I'll give it a last try:
It is a fact that "kr" is the closest sound produced by human mouth to imitate the noise of scratching.
I've head many times mothers playing with their little kids: how does the mouse? - kr, krr (the scratching). How does the cat? - mjau, mjauu.
It is quite a reasonable explanation to imagine some prehistoric person asking his friend to scratch his back at a point that he can't reach, by trying to explain his intention saying kr, kr, while bending his finger.
It is a fact that consonants are hardly audible and you need at leas a vowel to form a word. Adding a vowel like 'u' and you form the albanian word 'kru' (scratch).
'me kru' (to scratch) is intelligible to every albanian, including children that are not yet at age for school.
All of this constitutes a strong argument explaining the origin of the word 'kru'.
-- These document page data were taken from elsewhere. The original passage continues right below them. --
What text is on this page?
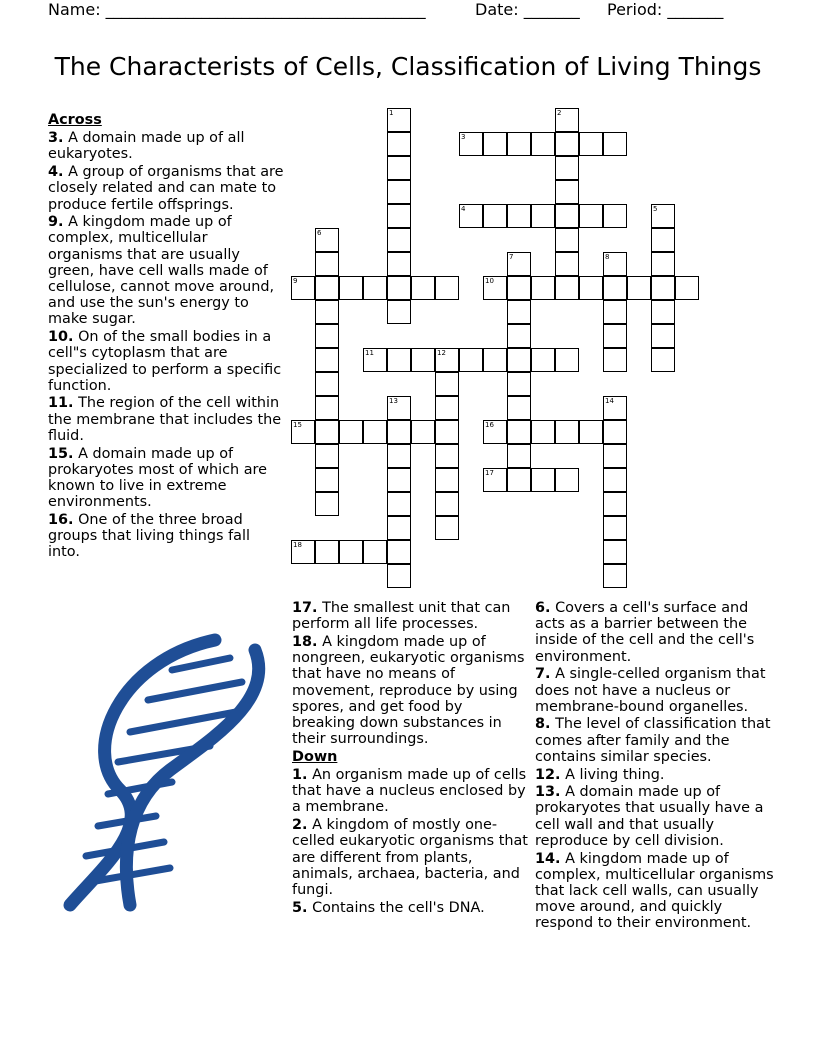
Name: ________________________________________	Date: _______ Period: _______
The Characterists of Cells, Classification of Living Things
1	2
3
4	5
6
7	8
9	10
11	12
13	14
15	16
17
18
Across
3. A domain made up of all eukaryotes.
4. A group of organisms that are closely related and can mate to produce fertile offsprings.
9. A kingdom made up of complex, multicellular organisms that are usually green, have cell walls made of cellulose, cannot move around, and use the sun's energy to make sugar.
10. On of the small bodies in a cell"s cytoplasm that are specialized to perform a specific function.
11. The region of the cell within the membrane that includes the fluid.
15. A domain made up of prokaryotes most of which are known to live in extreme environments.
16. One of the three broad groups that living things fall into.
17. The smallest unit that can perform all life processes.
18. A kingdom made up of nongreen, eukaryotic organisms that have no means of movement, reproduce by using spores, and get food by breaking down substances in their surroundings.
Down
1. An organism made up of cells that have a nucleus enclosed by a membrane.
2. A kingdom of mostly one-celled eukaryotic organisms that are different from plants, animals, archaea, bacteria, and fungi.
5. Contains the cell's DNA.
6. Covers a cell's surface and acts as a barrier between the inside of the cell and the cell's environment.
7. A single-celled organism that does not have a nucleus or membrane-bound organelles.
8. The level of classification that comes after family and the contains similar species.
12. A living thing.
13. A domain made up of prokaryotes that usually have a cell wall and that usually reproduce by cell division.
14. A kingdom made up of complex, multicellular organisms that lack cell walls, can usually move around, and quickly respond to their environment.
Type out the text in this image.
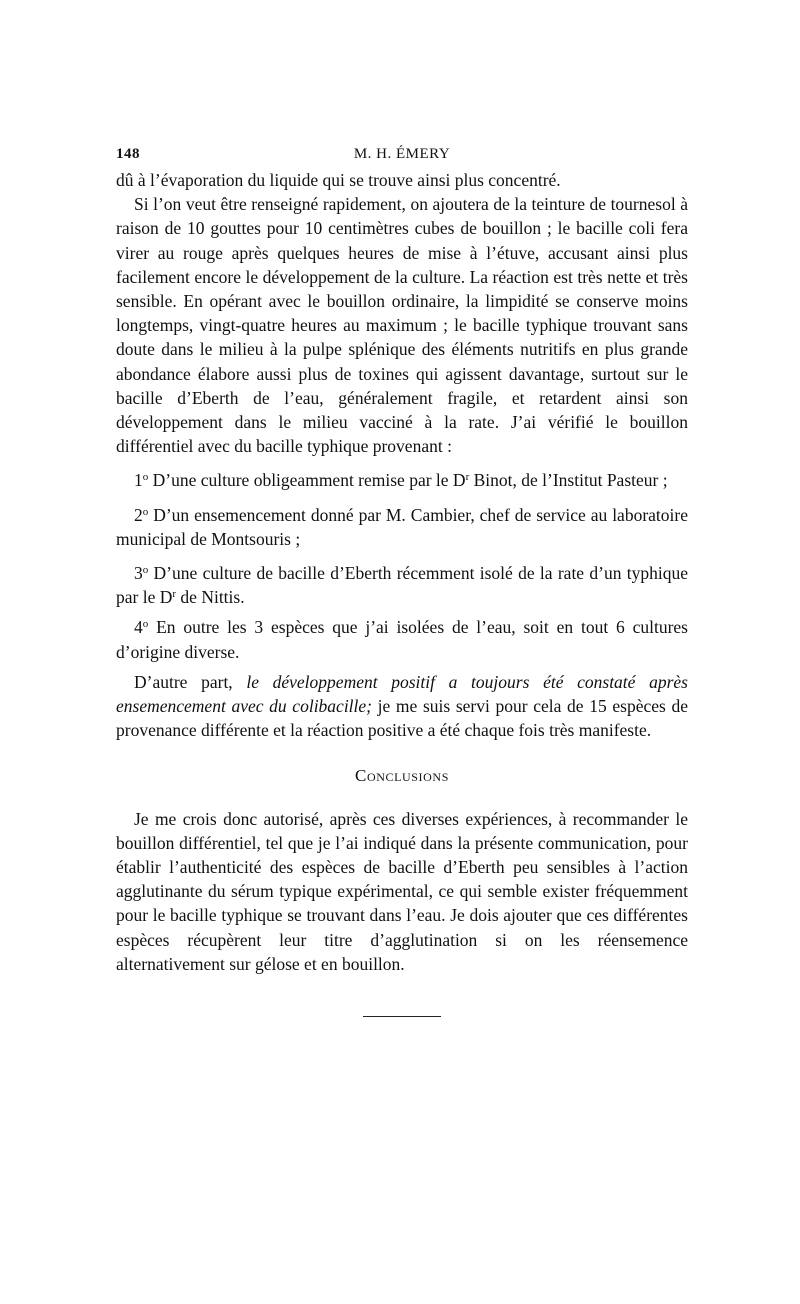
148	M. H. ÉMERY

dû à l’évaporation du liquide qui se trouve ainsi plus concentré.

Si l’on veut être renseigné rapidement, on ajoutera de la teinture de tournesol à raison de 10 gouttes pour 10 centimètres cubes de bouillon ; le bacille coli fera virer au rouge après quelques heures de mise à l’étuve, accusant ainsi plus facilement encore le développement de la culture. La réaction est très nette et très sensible. En opérant avec le bouillon ordinaire, la limpidité se conserve moins longtemps, vingt-quatre heures au maximum ; le bacille typhique trouvant sans doute dans le milieu à la pulpe splénique des éléments nutritifs en plus grande abondance élabore aussi plus de toxines qui agissent davantage, surtout sur le bacille d’Eberth de l’eau, généralement fragile, et retardent ainsi son développement dans le milieu vacciné à la rate. J’ai vérifié le bouillon différentiel avec du bacille typhique provenant :

1$^o$ D’une culture obligeamment remise par le $D^r$ Binot, de l’Institut Pasteur ;

2$^o$ D’un ensemencement donné par M. Cambier, chef de service au laboratoire municipal de Montsouris ;

3$^o$ D’une culture de bacille d’Eberth récemment isolé de la rate d’un typhique par le $D^r$ de Nittis.

4$^o$ En outre les 3 espèces que j’ai isolées de l’eau, soit en tout 6 cultures d’origine diverse.

D’autre part, le développement positif a toujours été constaté après ensemencement avec du colibacille; je me suis servi pour cela de 15 espèces de provenance différente et la réaction positive a été chaque fois très manifeste.

Conclusions

Je me crois donc autorisé, après ces diverses expériences, à recommander le bouillon différentiel, tel que je l’ai indiqué dans la présente communication, pour établir l’authenticité des espèces de bacille d’Eberth peu sensibles à l’action agglutinante du sérum typique expérimental, ce qui semble exister fréquemment pour le bacille typhique se trouvant dans l’eau. Je dois ajouter que ces différentes espèces récupèrent leur titre d’agglutination si on les réensemence alternativement sur gélose et en bouillon.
From your link http://en.wiktionary.org/wiki/kruaj#Etymology
There is absolutely no prove that the "Proto-Indo-European" word gʰrebʰ has ever existed. If you are aware of any archaeological artifact with it, please give us a source.Kruaj
Etymology [edit]
From Proto-Albanian *krābnja, from Proto-Indo-European *gʰrebʰ- (compare German graben to dig, Lithuanian grebti to rake).
If there is no prove that it existed, than you need to provide a reasonable explanation of how this word was created.
And even if in some way the existence of gʰrebʰ is (at least) argued, you need to explain how from gʰrebʰ we went to krābnja?
And then how from krābnja we went to kruaj?
Until either an archaeological artifact proving the existence of gʰrebʰ, as well as reasonable explanations of the above transformations, all of the above constitutes a dismissible hypothesis.
They can't be a "very strong argument" just because someone thought that it may have happened even this way and wrote a web page about it.
If you can't understand the distinction between the two explanations above, not only you don't understand anything about languages, but you're unable to contribute in any intelligent discussion.